A short mitochondrial gene signature predicts drug-resistance and treatment failure in ovarian cancer patients. Note that high expression of this Mito-Signature predicts treatment failure on Platins and Taxol, in ovarian cancer patients. These patients with serous ovarian cancer had at least 5-years of follow-up data. Reproduced with permission from [33].

Therefore, in the future, we propose that high-risk patients could be first identified at diagnosis, by the high expression of mitochondrial markers or “Mito-signatures” in their primary tumors [33,34]. Here, we define “Mito-signatures” as combinations of mitochondrial markers (mRNA levels) that can be used to more accurately predict clinical outcome in patient populations.

Then, these patients could be also treated with existing FDA-approved antibiotics or novel mitochondrial therapeutics, as an add-on to conventional anti-cancer therapy [33,34].

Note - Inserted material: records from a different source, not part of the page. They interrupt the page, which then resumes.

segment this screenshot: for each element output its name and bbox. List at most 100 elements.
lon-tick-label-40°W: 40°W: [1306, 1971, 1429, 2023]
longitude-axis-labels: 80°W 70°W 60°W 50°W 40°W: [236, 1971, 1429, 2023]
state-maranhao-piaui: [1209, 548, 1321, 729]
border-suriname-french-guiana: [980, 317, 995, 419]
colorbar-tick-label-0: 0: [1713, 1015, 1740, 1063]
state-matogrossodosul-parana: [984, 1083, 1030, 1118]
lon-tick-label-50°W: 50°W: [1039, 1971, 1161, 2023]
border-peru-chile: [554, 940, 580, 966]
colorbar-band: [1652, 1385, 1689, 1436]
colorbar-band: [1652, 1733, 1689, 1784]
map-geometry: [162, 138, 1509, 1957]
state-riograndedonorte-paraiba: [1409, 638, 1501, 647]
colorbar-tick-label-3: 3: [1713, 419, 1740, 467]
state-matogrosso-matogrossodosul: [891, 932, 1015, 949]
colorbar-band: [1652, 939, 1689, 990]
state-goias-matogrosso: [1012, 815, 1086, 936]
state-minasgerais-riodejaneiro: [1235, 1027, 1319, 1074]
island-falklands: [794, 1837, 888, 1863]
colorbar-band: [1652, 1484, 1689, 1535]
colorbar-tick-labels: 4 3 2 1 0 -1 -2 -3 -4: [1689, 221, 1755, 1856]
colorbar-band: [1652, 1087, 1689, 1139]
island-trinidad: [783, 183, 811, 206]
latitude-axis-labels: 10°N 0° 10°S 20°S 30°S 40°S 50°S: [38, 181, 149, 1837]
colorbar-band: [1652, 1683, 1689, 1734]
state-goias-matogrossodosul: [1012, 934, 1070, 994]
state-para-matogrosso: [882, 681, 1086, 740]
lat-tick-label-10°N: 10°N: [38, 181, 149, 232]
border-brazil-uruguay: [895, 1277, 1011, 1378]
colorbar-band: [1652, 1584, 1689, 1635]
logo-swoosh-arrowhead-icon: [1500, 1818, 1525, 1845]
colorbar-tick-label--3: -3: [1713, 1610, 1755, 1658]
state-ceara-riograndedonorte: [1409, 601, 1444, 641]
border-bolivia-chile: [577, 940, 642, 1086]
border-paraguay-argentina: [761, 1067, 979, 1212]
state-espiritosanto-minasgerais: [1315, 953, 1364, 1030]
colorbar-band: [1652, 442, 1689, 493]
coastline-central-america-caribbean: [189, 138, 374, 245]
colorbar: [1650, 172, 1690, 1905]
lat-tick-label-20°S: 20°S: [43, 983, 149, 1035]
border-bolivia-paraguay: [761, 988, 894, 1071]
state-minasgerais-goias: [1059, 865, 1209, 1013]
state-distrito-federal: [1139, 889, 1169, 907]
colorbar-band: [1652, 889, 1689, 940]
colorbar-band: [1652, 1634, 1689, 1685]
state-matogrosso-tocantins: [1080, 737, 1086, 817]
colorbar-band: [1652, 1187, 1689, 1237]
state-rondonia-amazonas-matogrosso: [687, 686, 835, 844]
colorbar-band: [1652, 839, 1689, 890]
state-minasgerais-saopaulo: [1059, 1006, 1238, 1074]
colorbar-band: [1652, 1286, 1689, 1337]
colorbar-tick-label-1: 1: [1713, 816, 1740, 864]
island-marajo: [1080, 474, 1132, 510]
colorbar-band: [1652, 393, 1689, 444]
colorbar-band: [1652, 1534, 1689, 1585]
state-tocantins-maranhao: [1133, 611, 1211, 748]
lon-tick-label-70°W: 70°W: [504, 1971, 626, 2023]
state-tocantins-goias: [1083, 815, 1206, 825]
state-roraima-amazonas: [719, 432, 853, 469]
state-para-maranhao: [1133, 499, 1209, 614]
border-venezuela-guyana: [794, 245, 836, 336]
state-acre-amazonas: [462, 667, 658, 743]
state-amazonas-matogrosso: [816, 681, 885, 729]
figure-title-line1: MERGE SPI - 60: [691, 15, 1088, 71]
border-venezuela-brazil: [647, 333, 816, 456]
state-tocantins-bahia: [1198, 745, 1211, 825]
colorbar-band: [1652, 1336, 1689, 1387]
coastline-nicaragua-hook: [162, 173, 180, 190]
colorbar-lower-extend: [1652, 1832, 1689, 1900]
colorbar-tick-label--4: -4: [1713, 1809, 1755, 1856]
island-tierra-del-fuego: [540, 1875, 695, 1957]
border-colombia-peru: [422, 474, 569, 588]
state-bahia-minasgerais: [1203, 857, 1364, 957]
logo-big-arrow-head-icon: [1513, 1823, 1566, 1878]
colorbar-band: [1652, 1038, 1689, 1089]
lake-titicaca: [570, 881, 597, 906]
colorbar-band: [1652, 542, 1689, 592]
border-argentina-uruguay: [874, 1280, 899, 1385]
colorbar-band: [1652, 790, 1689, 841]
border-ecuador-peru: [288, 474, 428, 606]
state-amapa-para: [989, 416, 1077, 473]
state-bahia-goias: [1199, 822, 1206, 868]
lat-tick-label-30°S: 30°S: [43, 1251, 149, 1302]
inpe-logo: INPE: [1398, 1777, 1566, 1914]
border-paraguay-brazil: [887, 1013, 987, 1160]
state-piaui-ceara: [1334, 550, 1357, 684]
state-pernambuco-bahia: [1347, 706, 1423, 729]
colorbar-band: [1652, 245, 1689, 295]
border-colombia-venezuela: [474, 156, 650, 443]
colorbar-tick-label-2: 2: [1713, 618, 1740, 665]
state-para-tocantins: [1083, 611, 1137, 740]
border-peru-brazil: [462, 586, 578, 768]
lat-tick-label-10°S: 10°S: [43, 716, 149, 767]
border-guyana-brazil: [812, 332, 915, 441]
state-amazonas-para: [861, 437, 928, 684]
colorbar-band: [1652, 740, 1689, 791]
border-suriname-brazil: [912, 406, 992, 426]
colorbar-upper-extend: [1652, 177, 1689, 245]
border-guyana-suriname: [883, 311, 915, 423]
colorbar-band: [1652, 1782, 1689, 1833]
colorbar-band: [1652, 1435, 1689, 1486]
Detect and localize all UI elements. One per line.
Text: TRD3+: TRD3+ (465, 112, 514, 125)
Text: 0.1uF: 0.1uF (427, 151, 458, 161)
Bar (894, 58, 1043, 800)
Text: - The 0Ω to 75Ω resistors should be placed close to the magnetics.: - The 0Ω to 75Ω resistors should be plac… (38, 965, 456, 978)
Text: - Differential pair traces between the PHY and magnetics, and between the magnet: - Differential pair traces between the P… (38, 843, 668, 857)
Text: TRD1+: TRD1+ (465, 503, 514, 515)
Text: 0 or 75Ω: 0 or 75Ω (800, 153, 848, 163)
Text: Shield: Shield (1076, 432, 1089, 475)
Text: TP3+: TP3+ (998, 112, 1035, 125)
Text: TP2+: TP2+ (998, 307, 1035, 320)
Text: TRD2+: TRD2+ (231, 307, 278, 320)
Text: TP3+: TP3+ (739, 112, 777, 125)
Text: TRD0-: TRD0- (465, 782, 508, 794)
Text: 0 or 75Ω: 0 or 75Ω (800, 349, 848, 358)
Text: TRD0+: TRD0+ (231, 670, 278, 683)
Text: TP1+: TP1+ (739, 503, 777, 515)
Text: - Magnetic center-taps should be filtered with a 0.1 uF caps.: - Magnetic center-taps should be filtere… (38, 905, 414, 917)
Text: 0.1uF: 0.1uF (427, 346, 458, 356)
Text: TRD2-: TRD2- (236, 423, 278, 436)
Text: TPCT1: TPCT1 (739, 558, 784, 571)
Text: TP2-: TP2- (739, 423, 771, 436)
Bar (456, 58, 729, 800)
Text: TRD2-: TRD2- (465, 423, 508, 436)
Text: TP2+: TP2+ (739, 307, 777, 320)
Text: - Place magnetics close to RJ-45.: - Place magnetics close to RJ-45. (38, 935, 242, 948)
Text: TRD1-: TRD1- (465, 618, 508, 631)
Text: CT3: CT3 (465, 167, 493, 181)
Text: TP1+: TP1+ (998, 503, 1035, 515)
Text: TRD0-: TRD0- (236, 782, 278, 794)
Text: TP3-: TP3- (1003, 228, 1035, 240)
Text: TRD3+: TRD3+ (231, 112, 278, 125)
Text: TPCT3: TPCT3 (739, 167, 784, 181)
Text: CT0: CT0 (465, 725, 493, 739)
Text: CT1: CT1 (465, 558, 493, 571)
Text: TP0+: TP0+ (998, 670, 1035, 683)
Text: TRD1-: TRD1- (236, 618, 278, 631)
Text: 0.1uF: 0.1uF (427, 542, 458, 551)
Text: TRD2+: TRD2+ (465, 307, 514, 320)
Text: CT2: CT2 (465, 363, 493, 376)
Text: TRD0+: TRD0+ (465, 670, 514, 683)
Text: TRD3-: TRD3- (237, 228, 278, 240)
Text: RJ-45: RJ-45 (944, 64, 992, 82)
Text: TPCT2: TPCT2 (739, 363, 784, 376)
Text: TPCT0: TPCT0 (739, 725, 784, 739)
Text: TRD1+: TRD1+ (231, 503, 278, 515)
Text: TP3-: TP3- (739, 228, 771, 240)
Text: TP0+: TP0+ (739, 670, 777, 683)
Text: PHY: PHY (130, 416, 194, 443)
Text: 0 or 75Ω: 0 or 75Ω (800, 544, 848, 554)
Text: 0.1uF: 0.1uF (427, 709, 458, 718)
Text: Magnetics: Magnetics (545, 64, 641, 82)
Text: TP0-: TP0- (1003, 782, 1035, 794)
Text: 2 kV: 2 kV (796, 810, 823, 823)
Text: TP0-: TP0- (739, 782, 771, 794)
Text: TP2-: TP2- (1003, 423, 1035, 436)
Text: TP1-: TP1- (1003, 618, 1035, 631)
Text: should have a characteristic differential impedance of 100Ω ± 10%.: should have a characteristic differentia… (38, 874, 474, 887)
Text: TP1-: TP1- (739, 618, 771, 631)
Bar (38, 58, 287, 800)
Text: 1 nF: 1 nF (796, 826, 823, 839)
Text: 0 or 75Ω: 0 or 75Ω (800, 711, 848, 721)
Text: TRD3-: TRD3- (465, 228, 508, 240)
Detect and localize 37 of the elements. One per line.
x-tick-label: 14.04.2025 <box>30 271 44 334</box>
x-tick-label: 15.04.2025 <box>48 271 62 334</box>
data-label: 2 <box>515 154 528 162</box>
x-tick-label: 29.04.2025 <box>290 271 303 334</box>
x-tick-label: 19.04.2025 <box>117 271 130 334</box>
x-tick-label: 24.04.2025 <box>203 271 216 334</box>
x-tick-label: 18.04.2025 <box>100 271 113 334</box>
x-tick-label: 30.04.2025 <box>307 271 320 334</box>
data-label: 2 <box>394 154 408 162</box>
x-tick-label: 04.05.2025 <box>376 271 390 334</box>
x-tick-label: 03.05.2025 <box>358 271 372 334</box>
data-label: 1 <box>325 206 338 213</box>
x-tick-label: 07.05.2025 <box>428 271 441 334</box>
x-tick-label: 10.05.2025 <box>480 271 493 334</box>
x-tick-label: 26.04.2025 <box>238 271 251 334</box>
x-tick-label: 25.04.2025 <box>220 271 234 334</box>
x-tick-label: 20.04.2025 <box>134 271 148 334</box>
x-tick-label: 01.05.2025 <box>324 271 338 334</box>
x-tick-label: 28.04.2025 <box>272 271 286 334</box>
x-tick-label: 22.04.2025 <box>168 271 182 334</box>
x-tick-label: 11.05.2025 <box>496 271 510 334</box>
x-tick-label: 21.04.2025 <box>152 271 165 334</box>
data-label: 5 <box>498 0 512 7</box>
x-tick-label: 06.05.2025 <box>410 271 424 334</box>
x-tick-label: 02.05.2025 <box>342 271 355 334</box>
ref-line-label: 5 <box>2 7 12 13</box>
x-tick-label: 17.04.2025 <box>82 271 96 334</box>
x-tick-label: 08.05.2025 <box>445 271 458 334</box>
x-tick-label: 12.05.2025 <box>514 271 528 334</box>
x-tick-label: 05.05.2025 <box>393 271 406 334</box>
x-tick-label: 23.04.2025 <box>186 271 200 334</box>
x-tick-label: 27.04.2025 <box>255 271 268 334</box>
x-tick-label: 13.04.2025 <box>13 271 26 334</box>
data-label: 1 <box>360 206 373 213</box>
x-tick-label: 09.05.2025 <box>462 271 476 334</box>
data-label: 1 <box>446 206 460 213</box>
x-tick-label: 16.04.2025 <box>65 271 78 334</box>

Other advantages of anti-mitochondrial therapy with Doxycycline

Doxycycline shows many other interesting anti-cancer properties that should be further explored. For example, Doxycycline behaves as a radio-sensitizer, making CSCs approximately 3 to 5 times more sensitive to radiation treatment [36]. In addition, Doxycycline effectively targets hypoxic CSCs and overcomes Paclitaxel-resistance, under conditions of hypoxia; this may have important implications for achieving more effective anti-angiogenic therapy [37]. Finally, Doxycycline appears to be effective as a mutation-independent approach for targeting CSCs, as it inhibits both activated H-Ras (G12V) and c-Myc oncogenes, as well as other environmental oncogenic stimuli (mitochondrial oxidative stress/ROS), via the specific targeting of mitochondrial biogenesis [38].

Conclusions

In conclusion, we propose a new, integrated, multi-disciplinary, medical oncology platform to target cancer stem cells (CSCs), in most cancer types. This new mitochondrial oncology platform, known as MITO-ONC-RX, consists of both therapeutic and diagnostic modalities (Figure 12). As increased mitochondrial biogenesis and OXPHOS are key characteristics of CSCs, we propose to target metabolism in CSCs, using FDA drug repurposing and/or new first-in-class therapeutics, such as the i) Mitoriboscins, the ii) Mitoketoscins and the iii) Mitoflavoscins, as well as iv) TPP-based compounds. In this context, we have also discovered a series of mitochondrial markers (companion diagnostics) for identifying and selecting the high-risk cancer patient population that is most likely to benefit from anti-mitochondrial therapy.

Figure 12.

A mitochondrial-based oncology platform for cancer therapy: MITO-ONC-RX. This oncology platform would consist of two basic components: i) Mito-therapeutics and ii) Mito-diagnostics. These components could then be tailored and optimized, for a given cancer type.

The essential role of mitochondria in the propagation of CSCs has now been confirmed and extended by other laboratories, in London and at MD Anderson Cancer Center, as well as other institutions (See references #2 and #39, for specific citations). In further support of this notion, please see the following articles for further reading on the subject [39-45].